Cloudera Navigator Data Management Overview
Data Management Challenges
As Hadoop clusters have become ubiquitous in organizations large and small, the ability to store and analyze all types of data at any scale brings with it some management challenges for reasons such as these:
- Data volumes are extremely large and continue to grow, with increased velocity while comprising various data types.
- Data ingested by the cluster at one point in time is transformed by many different processes, users, or applications. The result is that the provenance of any data entity can be difficult at best to trace.
- Multi-user and multi-tenant access to the data is the norm. Each user group may need different levels of access to the data, at varying degrees of granularity.
- Where did the data originate? Has it been altered, and if so, by whom or by what process?
- Are downstream processes using that data, and if so, how?
- Have unauthorized people been trying to get to the data? Can we verify all accesses and attempted access to our data?
- Are we prepared for an audit? For example, can we prove that the values shown in the organization's G/L have not been mishandled? Will the bank examiners approve our data governance operations? In general, can the data's validity be trusted, and better yet, proven?

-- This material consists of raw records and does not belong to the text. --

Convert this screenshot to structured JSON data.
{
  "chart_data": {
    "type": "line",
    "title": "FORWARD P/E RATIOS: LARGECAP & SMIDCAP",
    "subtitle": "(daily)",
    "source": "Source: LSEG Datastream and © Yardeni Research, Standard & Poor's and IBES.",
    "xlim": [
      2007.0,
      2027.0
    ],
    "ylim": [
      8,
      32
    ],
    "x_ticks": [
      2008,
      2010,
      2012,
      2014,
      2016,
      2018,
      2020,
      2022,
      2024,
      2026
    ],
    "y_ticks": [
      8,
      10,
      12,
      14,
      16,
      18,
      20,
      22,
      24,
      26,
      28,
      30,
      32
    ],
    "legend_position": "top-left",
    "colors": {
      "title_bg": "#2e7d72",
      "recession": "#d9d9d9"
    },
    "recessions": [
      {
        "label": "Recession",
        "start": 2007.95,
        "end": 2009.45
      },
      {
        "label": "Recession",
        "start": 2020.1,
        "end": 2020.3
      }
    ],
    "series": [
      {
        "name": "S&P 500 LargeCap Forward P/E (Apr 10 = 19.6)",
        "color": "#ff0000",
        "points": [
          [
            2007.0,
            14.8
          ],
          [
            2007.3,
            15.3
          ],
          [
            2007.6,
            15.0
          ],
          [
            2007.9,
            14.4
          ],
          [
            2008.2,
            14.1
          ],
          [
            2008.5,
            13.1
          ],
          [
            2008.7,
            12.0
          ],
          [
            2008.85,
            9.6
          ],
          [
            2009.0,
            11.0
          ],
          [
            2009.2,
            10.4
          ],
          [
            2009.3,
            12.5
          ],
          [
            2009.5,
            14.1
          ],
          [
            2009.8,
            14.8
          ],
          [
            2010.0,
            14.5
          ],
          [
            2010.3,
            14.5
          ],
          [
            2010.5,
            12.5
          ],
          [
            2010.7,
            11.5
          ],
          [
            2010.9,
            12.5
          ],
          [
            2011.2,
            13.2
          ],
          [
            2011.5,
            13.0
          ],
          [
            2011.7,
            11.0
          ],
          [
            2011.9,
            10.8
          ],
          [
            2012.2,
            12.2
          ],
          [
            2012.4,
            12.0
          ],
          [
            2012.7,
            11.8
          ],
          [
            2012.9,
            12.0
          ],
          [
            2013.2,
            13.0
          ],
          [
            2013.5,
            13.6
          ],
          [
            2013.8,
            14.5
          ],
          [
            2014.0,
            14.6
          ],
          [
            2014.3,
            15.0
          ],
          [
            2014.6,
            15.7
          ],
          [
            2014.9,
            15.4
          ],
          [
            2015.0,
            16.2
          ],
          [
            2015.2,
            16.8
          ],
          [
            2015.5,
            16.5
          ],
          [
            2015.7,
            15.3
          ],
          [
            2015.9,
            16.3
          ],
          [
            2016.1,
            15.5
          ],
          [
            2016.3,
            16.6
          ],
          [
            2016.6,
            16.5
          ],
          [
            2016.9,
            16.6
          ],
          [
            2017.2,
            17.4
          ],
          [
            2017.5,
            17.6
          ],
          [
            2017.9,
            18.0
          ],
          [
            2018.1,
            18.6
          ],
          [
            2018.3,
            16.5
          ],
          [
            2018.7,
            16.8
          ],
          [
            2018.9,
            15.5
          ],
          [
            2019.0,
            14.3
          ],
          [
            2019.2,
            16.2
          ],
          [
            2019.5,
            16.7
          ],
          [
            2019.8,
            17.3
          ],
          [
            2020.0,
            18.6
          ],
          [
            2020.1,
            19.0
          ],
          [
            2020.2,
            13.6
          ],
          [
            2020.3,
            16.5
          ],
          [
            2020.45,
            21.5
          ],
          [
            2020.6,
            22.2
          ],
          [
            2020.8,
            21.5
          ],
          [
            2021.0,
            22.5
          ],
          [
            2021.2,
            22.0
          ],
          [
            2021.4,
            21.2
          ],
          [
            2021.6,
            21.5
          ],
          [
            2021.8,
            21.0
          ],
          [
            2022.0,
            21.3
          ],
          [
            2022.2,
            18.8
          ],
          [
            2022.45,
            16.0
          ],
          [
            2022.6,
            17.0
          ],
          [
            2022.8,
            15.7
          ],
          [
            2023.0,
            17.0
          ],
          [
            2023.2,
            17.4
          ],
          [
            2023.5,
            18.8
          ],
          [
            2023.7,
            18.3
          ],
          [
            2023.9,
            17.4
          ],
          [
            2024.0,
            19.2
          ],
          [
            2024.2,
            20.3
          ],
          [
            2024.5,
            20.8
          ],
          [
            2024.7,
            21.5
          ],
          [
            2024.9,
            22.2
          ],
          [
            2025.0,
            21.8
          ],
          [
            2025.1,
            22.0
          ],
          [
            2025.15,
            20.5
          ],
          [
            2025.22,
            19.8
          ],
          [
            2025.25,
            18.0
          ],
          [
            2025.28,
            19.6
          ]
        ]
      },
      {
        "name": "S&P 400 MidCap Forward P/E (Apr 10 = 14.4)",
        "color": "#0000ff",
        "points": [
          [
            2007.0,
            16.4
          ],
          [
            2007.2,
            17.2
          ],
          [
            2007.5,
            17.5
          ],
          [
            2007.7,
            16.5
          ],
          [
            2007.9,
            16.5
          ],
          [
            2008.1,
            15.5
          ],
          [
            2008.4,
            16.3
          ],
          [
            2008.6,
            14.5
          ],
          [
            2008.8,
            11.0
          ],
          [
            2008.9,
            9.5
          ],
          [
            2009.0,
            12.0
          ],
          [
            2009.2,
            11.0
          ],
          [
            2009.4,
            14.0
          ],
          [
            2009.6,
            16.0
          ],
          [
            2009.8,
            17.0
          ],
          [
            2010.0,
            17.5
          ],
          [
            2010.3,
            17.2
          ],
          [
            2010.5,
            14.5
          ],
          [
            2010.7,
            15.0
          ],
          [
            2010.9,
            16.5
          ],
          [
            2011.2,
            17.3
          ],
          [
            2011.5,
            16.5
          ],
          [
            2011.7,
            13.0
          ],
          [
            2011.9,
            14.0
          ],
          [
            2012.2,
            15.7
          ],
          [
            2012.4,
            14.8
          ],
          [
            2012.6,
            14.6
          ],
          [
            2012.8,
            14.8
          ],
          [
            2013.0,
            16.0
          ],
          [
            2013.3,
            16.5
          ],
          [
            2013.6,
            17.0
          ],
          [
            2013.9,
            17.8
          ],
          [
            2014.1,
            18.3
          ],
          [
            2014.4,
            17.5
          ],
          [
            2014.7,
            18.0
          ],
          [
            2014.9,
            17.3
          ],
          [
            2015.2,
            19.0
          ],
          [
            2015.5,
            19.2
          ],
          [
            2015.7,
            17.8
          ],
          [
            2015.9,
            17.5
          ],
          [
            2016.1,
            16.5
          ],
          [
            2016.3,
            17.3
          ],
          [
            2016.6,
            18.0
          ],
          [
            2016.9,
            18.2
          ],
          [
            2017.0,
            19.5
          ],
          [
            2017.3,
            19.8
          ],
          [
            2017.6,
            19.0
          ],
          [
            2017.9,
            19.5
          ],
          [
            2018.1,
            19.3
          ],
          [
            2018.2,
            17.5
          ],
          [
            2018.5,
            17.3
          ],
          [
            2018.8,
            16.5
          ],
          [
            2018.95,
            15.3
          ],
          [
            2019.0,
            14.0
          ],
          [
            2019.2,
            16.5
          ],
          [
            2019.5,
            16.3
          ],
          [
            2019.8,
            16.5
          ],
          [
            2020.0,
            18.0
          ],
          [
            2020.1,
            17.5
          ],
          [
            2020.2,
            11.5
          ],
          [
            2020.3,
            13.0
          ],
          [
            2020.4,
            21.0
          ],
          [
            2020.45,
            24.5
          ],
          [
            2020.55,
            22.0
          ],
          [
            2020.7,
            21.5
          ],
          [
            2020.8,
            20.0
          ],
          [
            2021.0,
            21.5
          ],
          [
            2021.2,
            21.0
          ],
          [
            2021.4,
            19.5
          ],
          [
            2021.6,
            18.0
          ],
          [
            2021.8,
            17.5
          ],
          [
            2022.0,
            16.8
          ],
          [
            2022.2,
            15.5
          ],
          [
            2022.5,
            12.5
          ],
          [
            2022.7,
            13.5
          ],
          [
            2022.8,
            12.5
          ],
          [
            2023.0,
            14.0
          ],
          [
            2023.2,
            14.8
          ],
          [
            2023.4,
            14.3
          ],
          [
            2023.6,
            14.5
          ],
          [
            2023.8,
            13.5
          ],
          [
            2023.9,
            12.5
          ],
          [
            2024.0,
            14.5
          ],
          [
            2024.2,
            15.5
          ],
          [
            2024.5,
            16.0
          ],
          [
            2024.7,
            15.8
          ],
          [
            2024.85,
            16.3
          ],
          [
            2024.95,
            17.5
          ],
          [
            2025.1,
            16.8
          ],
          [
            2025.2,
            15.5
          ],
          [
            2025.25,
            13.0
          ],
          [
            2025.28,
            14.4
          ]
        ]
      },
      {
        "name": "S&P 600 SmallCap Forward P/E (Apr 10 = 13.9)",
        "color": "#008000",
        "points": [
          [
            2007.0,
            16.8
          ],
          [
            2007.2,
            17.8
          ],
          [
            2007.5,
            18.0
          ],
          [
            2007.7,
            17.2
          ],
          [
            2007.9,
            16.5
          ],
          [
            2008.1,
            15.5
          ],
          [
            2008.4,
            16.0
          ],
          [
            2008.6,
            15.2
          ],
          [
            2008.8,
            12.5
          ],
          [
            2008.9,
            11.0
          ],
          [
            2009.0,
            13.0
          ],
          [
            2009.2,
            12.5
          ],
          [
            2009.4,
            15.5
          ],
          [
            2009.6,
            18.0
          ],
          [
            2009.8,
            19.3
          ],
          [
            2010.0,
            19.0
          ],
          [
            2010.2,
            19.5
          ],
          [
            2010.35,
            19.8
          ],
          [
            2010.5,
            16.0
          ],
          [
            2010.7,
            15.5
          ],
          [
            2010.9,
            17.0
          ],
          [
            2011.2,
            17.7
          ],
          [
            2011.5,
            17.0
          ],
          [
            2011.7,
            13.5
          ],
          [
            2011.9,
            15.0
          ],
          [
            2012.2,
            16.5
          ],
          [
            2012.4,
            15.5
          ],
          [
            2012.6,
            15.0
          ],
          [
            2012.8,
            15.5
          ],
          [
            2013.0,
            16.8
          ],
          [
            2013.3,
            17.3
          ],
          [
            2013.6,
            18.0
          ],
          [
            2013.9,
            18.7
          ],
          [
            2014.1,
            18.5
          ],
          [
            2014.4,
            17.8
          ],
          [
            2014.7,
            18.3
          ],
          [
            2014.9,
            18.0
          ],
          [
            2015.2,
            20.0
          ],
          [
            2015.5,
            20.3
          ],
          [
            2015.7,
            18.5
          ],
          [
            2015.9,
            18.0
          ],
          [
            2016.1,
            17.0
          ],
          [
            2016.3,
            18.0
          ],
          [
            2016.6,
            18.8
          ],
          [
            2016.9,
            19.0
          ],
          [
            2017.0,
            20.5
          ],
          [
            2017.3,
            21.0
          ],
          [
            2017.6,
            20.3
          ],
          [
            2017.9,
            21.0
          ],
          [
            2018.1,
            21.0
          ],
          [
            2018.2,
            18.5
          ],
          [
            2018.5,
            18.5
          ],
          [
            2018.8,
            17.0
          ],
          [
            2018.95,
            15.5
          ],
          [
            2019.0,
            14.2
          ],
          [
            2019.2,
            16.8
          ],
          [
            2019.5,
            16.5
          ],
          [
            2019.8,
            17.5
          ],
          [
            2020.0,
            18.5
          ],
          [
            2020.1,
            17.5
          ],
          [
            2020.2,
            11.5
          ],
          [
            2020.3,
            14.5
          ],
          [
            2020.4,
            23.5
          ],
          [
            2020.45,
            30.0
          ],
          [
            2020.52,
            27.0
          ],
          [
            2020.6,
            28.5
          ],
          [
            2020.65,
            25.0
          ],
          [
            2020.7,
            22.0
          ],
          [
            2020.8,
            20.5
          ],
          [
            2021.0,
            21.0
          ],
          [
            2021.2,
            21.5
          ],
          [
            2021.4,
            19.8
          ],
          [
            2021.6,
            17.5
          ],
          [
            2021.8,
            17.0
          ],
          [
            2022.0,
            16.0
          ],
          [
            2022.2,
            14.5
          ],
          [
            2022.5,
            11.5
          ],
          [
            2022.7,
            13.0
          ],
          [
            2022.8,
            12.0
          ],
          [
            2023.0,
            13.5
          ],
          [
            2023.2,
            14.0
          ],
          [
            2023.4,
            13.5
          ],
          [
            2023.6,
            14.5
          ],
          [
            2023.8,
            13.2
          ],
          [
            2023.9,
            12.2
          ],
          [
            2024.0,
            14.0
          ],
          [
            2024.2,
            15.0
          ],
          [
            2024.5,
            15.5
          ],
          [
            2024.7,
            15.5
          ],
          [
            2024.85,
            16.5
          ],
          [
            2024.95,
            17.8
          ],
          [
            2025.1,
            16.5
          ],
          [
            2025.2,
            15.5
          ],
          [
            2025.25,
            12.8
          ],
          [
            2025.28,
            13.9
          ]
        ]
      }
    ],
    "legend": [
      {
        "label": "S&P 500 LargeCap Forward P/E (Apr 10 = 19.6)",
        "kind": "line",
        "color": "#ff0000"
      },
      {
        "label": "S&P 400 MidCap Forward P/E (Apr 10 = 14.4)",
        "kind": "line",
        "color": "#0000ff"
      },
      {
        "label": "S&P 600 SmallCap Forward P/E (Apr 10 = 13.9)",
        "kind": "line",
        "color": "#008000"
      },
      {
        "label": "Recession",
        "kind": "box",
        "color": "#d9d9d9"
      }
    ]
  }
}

- Are data retention mandates being met? Are we complying with all industry and government regulations for preservation and deletion of data? Can we automate the life cycle of our data?
- Where is the most important data? Is there a way to get an at-a-glance view about overall cluster activity, over various time periods, by data type?
Enabling organizations to quickly answer questions such as these and many more is one of the chief benefits of Cloudera Navigator.
Cloudera Navigator Data Management Capabilities
As an organization's clusters consume more and more data, its business users want self-service access to that data. For example, business users might want to find data relevant for a current market analysis by searching using the nomenclature common to their field of expertise rather than needing to know all the file types that might contain such data.
At the same time, the organization's security team wants to know about all attempts to access any and all data. They want to be able to quickly identify confidential data and to track any data entity to its source (provenance). The compliance group wants to be audit-ready at all times. And everyone, organization wide, wants to completely trust the integrity of the data they are using.
These are the kinds of data management challenges that Cloudera Navigator data management was designed to meet head on. Data stewards, administrators, business analysts, data scientists, and developers can obtain better value from the vast amounts of data stored in Hadoop clusters through the growing set of features provided by Cloudera Navigator data management.
The following capabilities are all available through the Cloudera Navigator console.
The Cloudera Navigator analytics system leverages the metadata system, policies, and auditing features to provide a starting place for most users, from data stewards to administrators. Get at-a-glance overviews of all cluster data across various dimensions and using a variety of interactive tools to easily filter and drill down into specific data objects. For example, Data Stewardship Analytics has a Dashboard and Data Explorer that provide comprehensive yet intuitive tools for interacting with all data in the system. The HDFS Analytics page displays histograms of technical metadata for HDFS files (file size, block size, and so on). Use the mouse and brush over any histogram to display the lower level details, along with selectors and other filters for digging further below the surface of the data objects.
In addition to meeting the needs of data stewards, Cloudera Navigator also meets governance needs by providing secure real-time auditing. The Navigator Audit Server creates a complete and immutable record of cluster activity (in its own database) that is easy to retrieve when needed. Compliance groups can configure, collect, and view audit events that show who accessed data, when, and how.
The analytics, lineage, and search capabilities of Cloudera Navigator rely on metadata, both the technical metadata inherent in the data object itself (date, file type, and so on) or the metadata you define (managed metadata) to characterize data objects so they can be easily found by data stewards, data scientists, and other business users.
For example, Navigator Metadata Server captures information about table, file, and database activity, including file and table creation and modification trends, all of which is displayed in visually clean renderings on the Data Stewardship dashboard.
Cloudera Navigator policies let you automate actions based on data access or on a schedule, to add metadata, create alerts, move data, or purge data.
By default, the Cloudera Navigator console opens to the Search menu. Use this sophisticated (yet simple) filtering scheme to find all types of entities that meet your criteria, then drill down to explore a specific entity's lineage. High level diagrams can be filtered further using the interactive tools provided, letting you follow the data upstream or downstream and in myriad other ways.